Even into moderate middle age, alcohol serves as a kind of social oxygen for many people. The boasts are no longer about the depths of intoxication but the pleasures of the palate (“This Riesling is delightful with that brie”) and the wisdom of experience (“Never mix the grape with the grain”). Yet while that adolescent bravado is outgrown, there remains a self-congratulatory element to drinking, a sense that drinking represents an inclusion, a fellowship, or a ceremony which only initiates can appreciate. Some of that is indeed an age-old tradition – how alcohol has been used since antiquity. But some of it is just a contemporary pretentiousness – a flattering fiction we maintain to mask an underlying habit.
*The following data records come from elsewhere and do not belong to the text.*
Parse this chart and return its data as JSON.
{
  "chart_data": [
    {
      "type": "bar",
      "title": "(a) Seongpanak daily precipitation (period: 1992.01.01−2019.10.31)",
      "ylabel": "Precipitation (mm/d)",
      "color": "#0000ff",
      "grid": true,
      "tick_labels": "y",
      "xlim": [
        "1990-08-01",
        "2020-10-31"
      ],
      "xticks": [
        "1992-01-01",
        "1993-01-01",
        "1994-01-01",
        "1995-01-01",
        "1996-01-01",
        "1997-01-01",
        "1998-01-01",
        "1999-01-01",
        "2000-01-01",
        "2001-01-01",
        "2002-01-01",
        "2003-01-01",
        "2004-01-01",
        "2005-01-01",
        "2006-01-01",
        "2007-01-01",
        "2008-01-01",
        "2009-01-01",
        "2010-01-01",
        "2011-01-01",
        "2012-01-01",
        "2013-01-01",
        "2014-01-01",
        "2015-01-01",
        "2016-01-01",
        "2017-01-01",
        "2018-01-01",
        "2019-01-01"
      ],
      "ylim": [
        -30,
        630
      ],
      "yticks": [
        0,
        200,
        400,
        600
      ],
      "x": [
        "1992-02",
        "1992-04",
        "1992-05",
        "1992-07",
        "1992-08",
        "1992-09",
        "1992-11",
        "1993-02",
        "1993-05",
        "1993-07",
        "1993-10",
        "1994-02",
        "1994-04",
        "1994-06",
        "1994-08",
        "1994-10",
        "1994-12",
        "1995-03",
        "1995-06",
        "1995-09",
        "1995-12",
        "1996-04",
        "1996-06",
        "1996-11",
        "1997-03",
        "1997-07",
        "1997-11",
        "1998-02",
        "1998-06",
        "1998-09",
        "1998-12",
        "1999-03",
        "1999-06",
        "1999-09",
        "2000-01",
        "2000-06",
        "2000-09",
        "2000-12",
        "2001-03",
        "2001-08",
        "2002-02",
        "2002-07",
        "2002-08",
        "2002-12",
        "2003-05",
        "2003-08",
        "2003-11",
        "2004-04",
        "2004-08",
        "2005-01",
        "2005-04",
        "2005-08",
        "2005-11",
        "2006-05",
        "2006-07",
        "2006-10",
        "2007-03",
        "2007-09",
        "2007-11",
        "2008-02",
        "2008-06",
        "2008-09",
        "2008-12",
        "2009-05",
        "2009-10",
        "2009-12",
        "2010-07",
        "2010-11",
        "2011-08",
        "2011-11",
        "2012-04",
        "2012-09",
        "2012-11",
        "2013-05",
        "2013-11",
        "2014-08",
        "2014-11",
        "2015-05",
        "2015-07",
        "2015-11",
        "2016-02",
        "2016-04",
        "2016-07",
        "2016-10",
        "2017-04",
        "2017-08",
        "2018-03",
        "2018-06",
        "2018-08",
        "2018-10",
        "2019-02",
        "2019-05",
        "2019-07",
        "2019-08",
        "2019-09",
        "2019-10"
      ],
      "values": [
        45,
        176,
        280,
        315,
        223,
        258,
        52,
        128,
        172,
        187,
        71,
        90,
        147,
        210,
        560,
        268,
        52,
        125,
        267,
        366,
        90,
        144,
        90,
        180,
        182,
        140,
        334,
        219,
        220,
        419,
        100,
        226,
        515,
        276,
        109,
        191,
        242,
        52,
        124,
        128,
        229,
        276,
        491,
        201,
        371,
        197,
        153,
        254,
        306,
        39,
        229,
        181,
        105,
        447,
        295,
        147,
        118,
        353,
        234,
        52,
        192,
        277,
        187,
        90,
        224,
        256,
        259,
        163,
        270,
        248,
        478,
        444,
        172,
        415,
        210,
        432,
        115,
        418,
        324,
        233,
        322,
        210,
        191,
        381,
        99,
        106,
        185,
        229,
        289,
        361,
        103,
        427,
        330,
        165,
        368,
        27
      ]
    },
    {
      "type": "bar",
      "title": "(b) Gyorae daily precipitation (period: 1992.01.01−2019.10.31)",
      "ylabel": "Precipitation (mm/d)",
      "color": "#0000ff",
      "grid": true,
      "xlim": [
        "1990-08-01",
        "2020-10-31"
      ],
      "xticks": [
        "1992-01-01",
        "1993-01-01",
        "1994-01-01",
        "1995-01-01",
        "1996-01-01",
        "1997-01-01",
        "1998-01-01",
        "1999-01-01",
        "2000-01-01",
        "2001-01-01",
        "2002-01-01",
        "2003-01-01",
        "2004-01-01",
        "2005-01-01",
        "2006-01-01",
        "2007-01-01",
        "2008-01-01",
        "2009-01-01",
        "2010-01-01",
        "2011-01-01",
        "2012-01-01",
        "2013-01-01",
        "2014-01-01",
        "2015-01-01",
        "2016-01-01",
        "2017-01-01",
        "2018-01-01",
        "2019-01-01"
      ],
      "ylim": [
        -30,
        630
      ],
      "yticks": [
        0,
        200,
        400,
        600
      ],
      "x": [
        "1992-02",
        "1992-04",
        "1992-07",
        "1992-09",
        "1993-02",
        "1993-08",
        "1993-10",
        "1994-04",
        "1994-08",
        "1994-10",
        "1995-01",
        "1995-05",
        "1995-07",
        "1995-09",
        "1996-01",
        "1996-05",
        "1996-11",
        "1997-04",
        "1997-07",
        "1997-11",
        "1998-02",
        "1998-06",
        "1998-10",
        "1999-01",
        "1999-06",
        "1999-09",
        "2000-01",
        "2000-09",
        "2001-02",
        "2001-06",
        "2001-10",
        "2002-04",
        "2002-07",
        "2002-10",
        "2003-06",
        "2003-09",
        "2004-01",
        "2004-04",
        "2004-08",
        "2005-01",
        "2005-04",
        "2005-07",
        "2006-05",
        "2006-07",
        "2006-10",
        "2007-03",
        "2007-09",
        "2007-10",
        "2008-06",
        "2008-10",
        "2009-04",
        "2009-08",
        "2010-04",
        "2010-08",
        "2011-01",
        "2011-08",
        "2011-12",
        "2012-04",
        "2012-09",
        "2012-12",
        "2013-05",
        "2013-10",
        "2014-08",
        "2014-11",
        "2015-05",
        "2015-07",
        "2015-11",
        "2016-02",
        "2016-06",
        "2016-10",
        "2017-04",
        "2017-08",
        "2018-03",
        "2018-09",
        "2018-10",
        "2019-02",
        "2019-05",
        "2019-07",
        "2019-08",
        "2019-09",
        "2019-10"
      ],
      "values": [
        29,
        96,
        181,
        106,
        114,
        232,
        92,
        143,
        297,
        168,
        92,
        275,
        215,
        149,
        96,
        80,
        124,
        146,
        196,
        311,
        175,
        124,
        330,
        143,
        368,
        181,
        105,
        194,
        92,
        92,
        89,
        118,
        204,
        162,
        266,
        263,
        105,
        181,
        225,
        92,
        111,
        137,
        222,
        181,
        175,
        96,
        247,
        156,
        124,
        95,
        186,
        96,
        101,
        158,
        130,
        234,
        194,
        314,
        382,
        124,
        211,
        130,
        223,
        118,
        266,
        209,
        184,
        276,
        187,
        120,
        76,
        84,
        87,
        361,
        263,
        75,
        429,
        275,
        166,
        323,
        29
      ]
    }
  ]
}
The familiar “Why Mommy Drinks” podcast, the online communities of “Wine Moms,” and other supposedly daring celebrations of domestic indulgence, stagger a line between half-felt guilt and shameless narcissism.
Those of us who have been touched by alcoholism or who have seen up close its effects on others are not inclined to glamorize drinking as something cool or edgy. As with any kind of substance abuse, true addiction to drink is not something the truly addicted ever brag about; nor will really chronic drinkers bother proclaiming how drunk they were at a party, or pontificate on the subtleties of Scottish peat or Californian grapes. In a way, the hardcore alcoholic is just being honest with him- or herself, deliberately imbibing to get loaded, rather than nervously imbibing to fit in (as at twenty) or reflexively imbibing to play charming host (as at forty). I have far more respect for people who have got sober, or who are trying to get sober, or who should get sober, than for people who haven’t yet got to the point of confronting sobriety. Drinking doesn’t need to be a moral or personal problem; it is not an evil to be banished. But nor is being a drinker a dependency to easily disguise, or a status to proudly achieve.
Thank you for this!
Fantastic piece. Really helps reinforce my decision to stop drinking.
Thanks for reading. Yeah, there are some settings of “social” drinking when one is made to feel like a vegetarian at a Texas barbecue. You are not alone in choosing to abstain, despite a slew of messages to the contrary.